When a group becomes too big or its leadership becomes corrupt a schism is inevitable. The supporters of the West Memphis 3 are just finding this out.
On the one hand, you have 44-year-old Lorri Davis, the wife of Damien Echols who married him 8 years ago while in jail probably after getting moist from watching the ‘documentaries’. She’s basically in charge of all the donations given in the name of the West Memphis 3.
A new splinter group has arisen calling itself the West Memphis 3 Innocence Project and they claim that Davis has not been forthcoming about how the funds are being spent.
Let’s hear from West Memphis 3 Innocence Project president Kelly Duda.
“Isn’t it a clear conflict of interest for a spouse of one of the WM3 to have what appears to be ultimate control over funding that is intended for all three young men?” asks the new Web site that seeks donations of its own on behalf of the three defendants.
West Memphis 3 Innocence Project president Kelly Duda said he likes Davis and applauds her efforts but said she’s given no public accounting of her fund-raising efforts. Among concerns, Duda said when he and associates contributed money, they didn’t receive receipts.
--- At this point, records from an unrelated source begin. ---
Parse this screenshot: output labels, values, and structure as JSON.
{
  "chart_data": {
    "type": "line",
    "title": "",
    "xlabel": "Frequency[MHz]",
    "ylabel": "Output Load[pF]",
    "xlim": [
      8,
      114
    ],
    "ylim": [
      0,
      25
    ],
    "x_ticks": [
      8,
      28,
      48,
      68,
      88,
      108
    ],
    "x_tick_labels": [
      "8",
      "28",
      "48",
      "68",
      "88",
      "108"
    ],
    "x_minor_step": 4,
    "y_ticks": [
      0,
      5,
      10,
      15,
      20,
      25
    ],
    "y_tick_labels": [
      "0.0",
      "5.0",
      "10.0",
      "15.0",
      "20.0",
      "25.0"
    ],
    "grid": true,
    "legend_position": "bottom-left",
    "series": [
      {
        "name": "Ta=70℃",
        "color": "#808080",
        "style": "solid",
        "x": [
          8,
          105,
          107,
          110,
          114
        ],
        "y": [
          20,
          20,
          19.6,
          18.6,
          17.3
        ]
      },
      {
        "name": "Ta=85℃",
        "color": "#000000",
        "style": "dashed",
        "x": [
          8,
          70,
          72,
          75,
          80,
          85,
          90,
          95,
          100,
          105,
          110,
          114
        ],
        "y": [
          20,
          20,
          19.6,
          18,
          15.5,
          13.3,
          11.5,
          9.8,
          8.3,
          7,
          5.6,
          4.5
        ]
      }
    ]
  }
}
“People have been asking these questions for a long time. The house of cards is crumbling,” Duda, a Little Rock filmmaker, said Wednesday. “Donors have a right to know where their money is going and how it’s being spent. That’s not happening.”
In rebuttal let’s hear from Ms. Davis’ and her publicist?
“They are all happy with the way the money is being spent,” Davis said. Indeed, Echols’ San Francisco lawyer, Dennis Riordan, said he had no misgivings about Davis’ fund-raising.
“It’s all accounted for,” Riordon said. Suggestions to the contrary by the new organization are “absolutely false,” he said.
Davis’ New York publicist, Alice Leeds, dismissed the new group’s assertions, saying her client’s devotion to the case has left her with a mound of bills. “Right now, she’s about $40,000 in debt,” Leeds said.
Leeds also questioned the motives of two people affiliated with the new organization — board member Mara Leveritt, who wrote a book, “Devil’s Knot,” about the West Memphis murders; and Paragould, Ark., lawyer Dan Stidham, Misskelley’s original attorney. Stidham consulted with the new organization before becoming a full-time judge this month and has often been paid expenses for speaking to groups about the case.
“These individuals have been making their names and money … by using this case for years,” Leeds said. “It is about self-interest.”
I think that can be said for everybody involved. Once the case became a cause celebre it became profitable.
I think this is the beginning of the end for the West Memphis 3 movement. Remember kids a house divided against itself can not stand.